Originally Posted by dustyreels View Post
I want to start by saying I respect all opinions here. Everybody is entitled to their point of view. I have no desire to see the old industry model come back. However, I think artist that work really hard to bring enjoyment, healing, and many other aspects of music that benefits individuals and society as a whole deserve compensation. Some artist would never reach the level they are at if they had to work other jobs. Musicians have to eat too.
Making quality music is expensive. I don't need to convince gearslutz that fact. We may know that better than anyone.
Music shouldn't be free. Not any more than a bartender workin for free. What motivation would a doctor have for giving up their prime years going to school and working ridiculously long hours to heal the sick. Should they do it for free?
I'm not going to pretend to know the answer, but I can't wait to rally behind the leader that offers a real solution.

i agree with this.
i still think there is hope in a new model label.
one that releases only great music that sounds great.
while it may take five to ten years, that quality if truly honored
and respected will create something with kinetic energy.
revenue is crucial.
i have had wonderful experiences over the past ten years with amazing
musicians who were far more married to their craft than any pursuit of money, but with the luck of landing themselves in a place where there
was in fact, budget, funding, capital, the opportunities for following the
muse were expanded and the food kept everyone's vibe in a great place.
like any pendulum that moves - even if it in fact has stopped moving -
the extremes develop the craft. it is amazing to work with artists who don't have phones and can barely pay rent and have still invested $400 in 2" tape
to make their records sound great.........i guess it is just different. it is truly
strange to be in an industry where something has lost its value.....
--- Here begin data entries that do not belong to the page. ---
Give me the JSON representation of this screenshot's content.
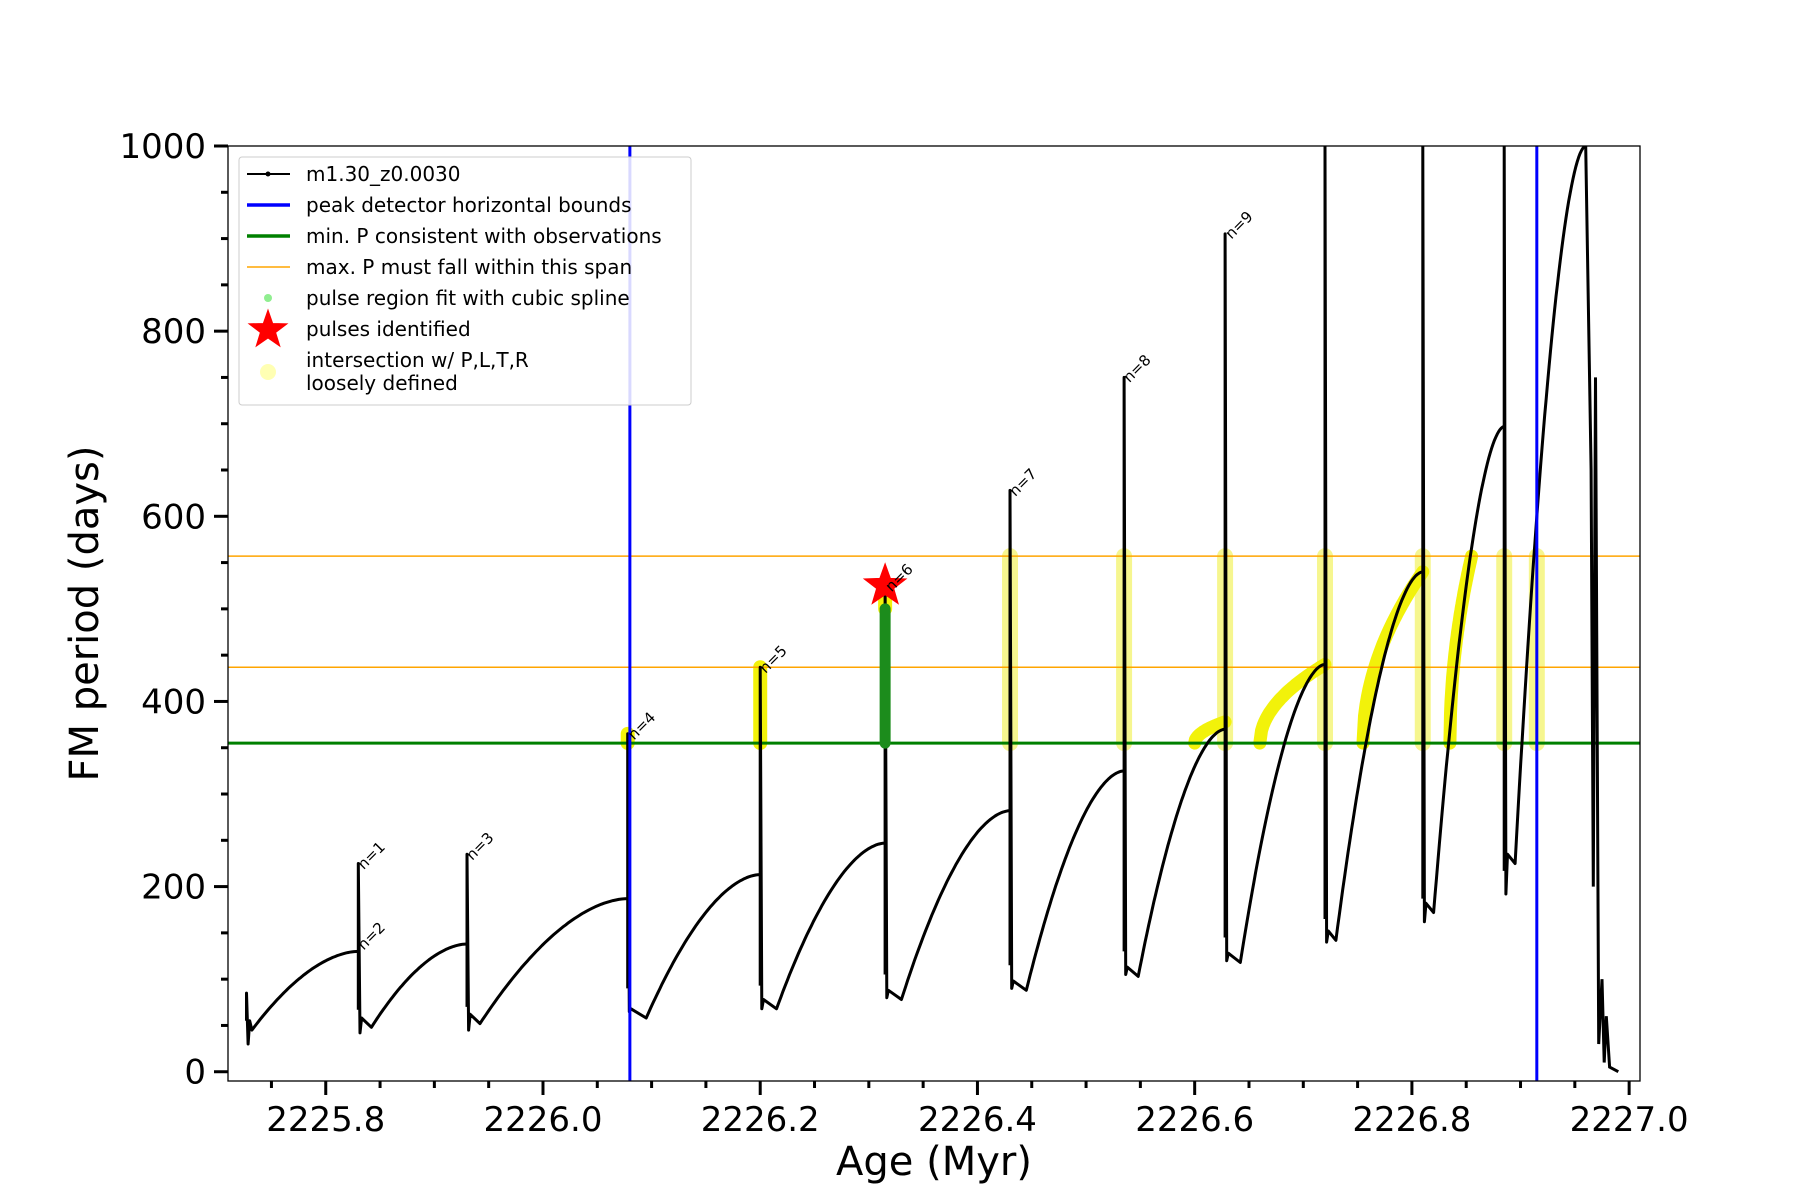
{
  "chart_data": {
    "type": "line",
    "xlabel": "Age (Myr)",
    "ylabel": "FM period (days)",
    "xlim": [
      2225.71,
      2227.01
    ],
    "ylim": [
      -10,
      1000
    ],
    "x_ticks": [
      2225.8,
      2226.0,
      2226.2,
      2226.4,
      2226.6,
      2226.8,
      2227.0
    ],
    "x_tick_labels": [
      "2225.8",
      "2226.0",
      "2226.2",
      "2226.4",
      "2226.6",
      "2226.8",
      "2227.0"
    ],
    "x_minor_ticks": [
      2225.75,
      2225.85,
      2225.9,
      2225.95,
      2226.05,
      2226.1,
      2226.15,
      2226.25,
      2226.3,
      2226.35,
      2226.45,
      2226.5,
      2226.55,
      2226.65,
      2226.7,
      2226.75,
      2226.85,
      2226.9,
      2226.95
    ],
    "y_ticks": [
      0,
      200,
      400,
      600,
      800,
      1000
    ],
    "y_tick_labels": [
      "0",
      "200",
      "400",
      "600",
      "800",
      "1000"
    ],
    "y_minor_ticks": [
      50,
      100,
      150,
      250,
      300,
      350,
      450,
      500,
      550,
      650,
      700,
      750,
      850,
      900,
      950
    ],
    "legend_position": "upper-left",
    "legend": [
      {
        "label": "m1.30_z0.0030",
        "marker": "line-dot",
        "color": "#000000"
      },
      {
        "label": "peak detector horizontal bounds",
        "marker": "line",
        "color": "#0000ff"
      },
      {
        "label": "min. P consistent with observations",
        "marker": "line",
        "color": "#008000"
      },
      {
        "label": "max. P must fall within this span",
        "marker": "thin-line",
        "color": "#ffa500"
      },
      {
        "label": "pulse region fit with cubic spline",
        "marker": "dot",
        "color": "#90ee90"
      },
      {
        "label": "pulses identified",
        "marker": "star",
        "color": "#ff0000"
      },
      {
        "label": "intersection w/ P,L,T,R",
        "label_line2": "loosely defined",
        "marker": "circle",
        "color": "#ffffb3"
      }
    ],
    "vertical_lines": [
      {
        "x": 2226.08,
        "color": "#0000ff"
      },
      {
        "x": 2226.915,
        "color": "#0000ff"
      }
    ],
    "horizontal_lines": [
      {
        "y": 355,
        "color": "#008000",
        "width": 3
      },
      {
        "y": 557,
        "color": "#ffa500",
        "width": 1.5
      },
      {
        "y": 437,
        "color": "#ffa500",
        "width": 1.5
      }
    ],
    "series": [
      {
        "name": "m1.30_z0.0030",
        "color": "#000000",
        "cycles": [
          {
            "start": 2225.727,
            "spike": 85,
            "low": 30,
            "min": 45,
            "min_x": 2225.732,
            "end_x": 2225.83,
            "end_y": 130
          },
          {
            "start": 2225.83,
            "spike": 225,
            "low": 42,
            "min": 48,
            "min_x": 2225.842,
            "end_x": 2225.93,
            "end_y": 138
          },
          {
            "start": 2225.93,
            "spike": 235,
            "low": 45,
            "min": 52,
            "min_x": 2225.942,
            "end_x": 2226.078,
            "end_y": 187
          },
          {
            "start": 2226.078,
            "spike": 365,
            "low": 65,
            "min": 58,
            "min_x": 2226.095,
            "end_x": 2226.2,
            "end_y": 213
          },
          {
            "start": 2226.2,
            "spike": 437,
            "low": 68,
            "min": 68,
            "min_x": 2226.215,
            "end_x": 2226.315,
            "end_y": 247
          },
          {
            "start": 2226.315,
            "spike": 525,
            "low": 80,
            "min": 78,
            "min_x": 2226.33,
            "end_x": 2226.43,
            "end_y": 282
          },
          {
            "start": 2226.43,
            "spike": 628,
            "low": 90,
            "min": 88,
            "min_x": 2226.445,
            "end_x": 2226.535,
            "end_y": 325
          },
          {
            "start": 2226.535,
            "spike": 750,
            "low": 105,
            "min": 103,
            "min_x": 2226.548,
            "end_x": 2226.628,
            "end_y": 370
          },
          {
            "start": 2226.628,
            "spike": 905,
            "low": 120,
            "min": 118,
            "min_x": 2226.642,
            "end_x": 2226.72,
            "end_y": 440
          },
          {
            "start": 2226.72,
            "spike": 1000,
            "low": 140,
            "min": 142,
            "min_x": 2226.73,
            "end_x": 2226.81,
            "end_y": 540
          },
          {
            "start": 2226.81,
            "spike": 1000,
            "low": 162,
            "min": 172,
            "min_x": 2226.82,
            "end_x": 2226.885,
            "end_y": 697
          },
          {
            "start": 2226.885,
            "spike": 1000,
            "low": 192,
            "min": 225,
            "min_x": 2226.895,
            "end_x": 2226.96,
            "end_y": 1000
          }
        ],
        "tail": [
          [
            2226.96,
            1000
          ],
          [
            2226.965,
            650
          ],
          [
            2226.967,
            200
          ],
          [
            2226.969,
            750
          ],
          [
            2226.972,
            30
          ],
          [
            2226.975,
            100
          ],
          [
            2226.977,
            10
          ],
          [
            2226.979,
            60
          ],
          [
            2226.982,
            5
          ],
          [
            2226.99,
            0
          ]
        ]
      }
    ],
    "pulse_labels": [
      {
        "text": "n=1",
        "x": 2225.833,
        "y": 222
      },
      {
        "text": "n=2",
        "x": 2225.833,
        "y": 135
      },
      {
        "text": "n=3",
        "x": 2225.933,
        "y": 232
      },
      {
        "text": "n=4",
        "x": 2226.082,
        "y": 362
      },
      {
        "text": "n=5",
        "x": 2226.203,
        "y": 434
      },
      {
        "text": "n=6",
        "x": 2226.319,
        "y": 522
      },
      {
        "text": "n=7",
        "x": 2226.433,
        "y": 625
      },
      {
        "text": "n=8",
        "x": 2226.538,
        "y": 748
      },
      {
        "text": "n=9",
        "x": 2226.632,
        "y": 903
      }
    ],
    "pulse_identified": {
      "x": 2226.315,
      "y": 525
    },
    "spline_fit": {
      "x": 2226.315,
      "y_min": 355,
      "y_max": 500
    },
    "intersection_regions": [
      {
        "x": 2226.078,
        "y_min": 355,
        "y_max": 365,
        "style": "solid"
      },
      {
        "x": 2226.2,
        "y_min": 355,
        "y_max": 437,
        "style": "solid"
      },
      {
        "x": 2226.315,
        "y_min": 500,
        "y_max": 525,
        "style": "solid"
      },
      {
        "x": 2226.43,
        "y_min": 355,
        "y_max": 557,
        "style": "faint"
      },
      {
        "x": 2226.535,
        "y_min": 355,
        "y_max": 557,
        "style": "faint"
      },
      {
        "x": 2226.628,
        "y_min": 355,
        "y_max": 557,
        "style": "faint"
      },
      {
        "x": 2226.72,
        "y_min": 355,
        "y_max": 557,
        "style": "faint"
      },
      {
        "x": 2226.81,
        "y_min": 355,
        "y_max": 557,
        "style": "faint"
      },
      {
        "x": 2226.885,
        "y_min": 355,
        "y_max": 557,
        "style": "faint"
      },
      {
        "x": 2226.915,
        "y_min": 355,
        "y_max": 557,
        "style": "faint"
      }
    ],
    "intersection_curves": [
      {
        "x_start": 2226.6,
        "x_end": 2226.628,
        "y_start": 355,
        "y_end": 378
      },
      {
        "x_start": 2226.66,
        "x_end": 2226.72,
        "y_start": 355,
        "y_end": 440
      },
      {
        "x_start": 2226.755,
        "x_end": 2226.81,
        "y_start": 355,
        "y_end": 540
      },
      {
        "x_start": 2226.835,
        "x_end": 2226.855,
        "y_start": 355,
        "y_end": 557
      }
    ]
  }
}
people are dancing to mp3s in clubs with ****ty sound systems cranked
into an overwhelmingly agitating experience........what other field has had such regression ?
things sounded better in public spaces in 1978 or 1981 when vinyl and great sound systems made sound an event, and made dancing easy.......

i think making people as aware as possible that there is a hi fidelity experience through hi resolution files would be is understandable that people should not want to buy mp3's. public spaces
should have amazing sound. it should be encouraged.